By Larry Simoneaux
Time to put the news away for a bit.
To stop listening to the latest crises our “leaders” have cooked up for us. To turn off the shout fests on cable television.
One of the things you find at sea is routine.
There, the idea is to make everything — even disaster — routine. There’s a reason for this.
If, on a regular basis, you train everyone to do a particular chore while things are calm, the odds are good that they’ll still do it when everything is going to hell in a hand basket and panic is seeking entrée to the situation.
To establish such a mindset in everyone, there are fire, collision, man-overboard, flooding, and other drills that are regular, recurring, and routinely (that word again) repeated.
Further, amidst all of these drills, there’s also the daily routine of life at sea. The time the laundry opens. The time to clean the ship. The times at which meals are served.
At sea, no matter what you’re doing, it can, very likely, be incorporated into a routine.
One routine that’s been around since Noah was a midshipman is the standing of watches. For the officers and crew of any vessel, the day is structured around watches which are generally set up as follows: “midwatch” (midnight-4 a.m.); morning (4 a.m.- 8 a.m.); forenoon (8 a.m.–noon); afternoon (noon–4 p.m.); evening (4 p.m.-8 p.m.); and night watch (8 p.m.-midnight).
I most enjoyed the night watch because the hours from 8 p.m. until midnight were, usually, quiet. The workday was over and activity was at a minimum. The crew had been fed and everyone was settling down to card games and the evening movie, or turning in for some well-deserved rest.
The scientific party — unless they planned night operations — was typically inspecting their samples, going over their data, or planning the next day’s activities.
This allowed those of us on watch to go about the old-fashioned business of navigating a vessel at sea.
Most times, there was still some light left and I was often treated to a spectacular sunset. That last light also allowed us to get a sense of the sea state. That is, we could see swell height and direction, wind patterns on the water, and determine how minor course adjustments might affect the ride of the vessel.
The Captain usually made a trip to the bridge during those hours to leave his “Night Orders” — handwritten instructions on planned course changes, expected landfalls, the distance at which he was to be called if another vessel approached, when to maneuver in order to provide safe separation from such vessels and, always, a reminder to “be safe.”
That watch never seemed as hectic as a day watch. Navigational fixes were usually spaced at 30 minute intervals and contact with other vessels on the open ocean was not frequent. There was plenty of banter, time for walking out to the bridge wings to watch the stars, or to just be alone with your thoughts in the middle of an ocean.

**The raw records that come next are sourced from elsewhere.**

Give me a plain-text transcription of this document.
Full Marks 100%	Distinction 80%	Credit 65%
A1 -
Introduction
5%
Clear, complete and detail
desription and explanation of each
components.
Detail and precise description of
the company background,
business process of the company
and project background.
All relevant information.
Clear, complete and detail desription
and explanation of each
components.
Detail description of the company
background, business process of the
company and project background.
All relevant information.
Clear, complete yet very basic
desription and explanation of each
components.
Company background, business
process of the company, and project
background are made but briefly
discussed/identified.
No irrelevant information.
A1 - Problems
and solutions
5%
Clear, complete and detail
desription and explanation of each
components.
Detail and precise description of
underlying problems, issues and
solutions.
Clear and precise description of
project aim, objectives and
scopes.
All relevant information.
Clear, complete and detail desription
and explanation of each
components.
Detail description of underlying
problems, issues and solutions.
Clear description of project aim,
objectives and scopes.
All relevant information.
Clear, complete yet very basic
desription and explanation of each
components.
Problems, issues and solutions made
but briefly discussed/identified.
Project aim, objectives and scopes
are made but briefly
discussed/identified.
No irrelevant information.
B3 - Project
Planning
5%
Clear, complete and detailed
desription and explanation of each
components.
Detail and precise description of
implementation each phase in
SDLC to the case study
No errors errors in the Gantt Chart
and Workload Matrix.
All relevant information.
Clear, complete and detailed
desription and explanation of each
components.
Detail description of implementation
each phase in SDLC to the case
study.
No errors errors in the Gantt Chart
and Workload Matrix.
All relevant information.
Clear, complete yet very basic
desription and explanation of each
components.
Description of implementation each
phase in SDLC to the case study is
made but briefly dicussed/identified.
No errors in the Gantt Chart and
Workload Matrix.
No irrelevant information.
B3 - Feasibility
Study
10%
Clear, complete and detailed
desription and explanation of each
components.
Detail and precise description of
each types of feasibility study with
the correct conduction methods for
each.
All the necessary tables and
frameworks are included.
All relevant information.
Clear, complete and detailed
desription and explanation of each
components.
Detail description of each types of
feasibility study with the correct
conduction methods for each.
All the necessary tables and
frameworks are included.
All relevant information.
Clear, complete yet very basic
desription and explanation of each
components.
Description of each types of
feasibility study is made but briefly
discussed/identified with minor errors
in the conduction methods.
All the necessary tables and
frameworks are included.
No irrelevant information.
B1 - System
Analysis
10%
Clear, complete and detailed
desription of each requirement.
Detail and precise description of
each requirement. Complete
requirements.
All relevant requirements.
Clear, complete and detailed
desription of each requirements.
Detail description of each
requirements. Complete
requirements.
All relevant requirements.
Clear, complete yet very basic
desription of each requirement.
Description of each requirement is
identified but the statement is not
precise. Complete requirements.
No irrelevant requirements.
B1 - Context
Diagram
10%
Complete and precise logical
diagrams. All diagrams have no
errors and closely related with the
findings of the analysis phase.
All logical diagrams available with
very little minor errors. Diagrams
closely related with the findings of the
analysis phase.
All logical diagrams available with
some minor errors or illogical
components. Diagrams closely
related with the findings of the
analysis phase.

Often, I’d find myself leaning over the rail looking at the white ribbon of a wake we were leaving or watching the constant explosions of phosphorescent light in the wash of water alongside the hull.
Occasionally, when there was another vessel in the area, small talk could be exchanged after planned avoidance maneuvers were agreed to if needed. Radio stations from other countries could also be tuned in on the bridge radios if the right atmospheric conditions were present.
Fresh coffee was always available. The smells of midnight rations (“midrats”) — if something more than cold cuts was being prepared — would also make their way to the bridge letting you know that a late snack would be available when you went below.
It was relaxing and, at the end of the watch, you knew you could get a full night’s sleep before having to go to work the next morning.
You might call such a watch “routine.” Which is exactly what it was meant to be.
Unless, of course, it was about 11:39 p.m. on a certain evening onboard the Titanic.
In which case, “routine” was going to hang around for about another 60 seconds.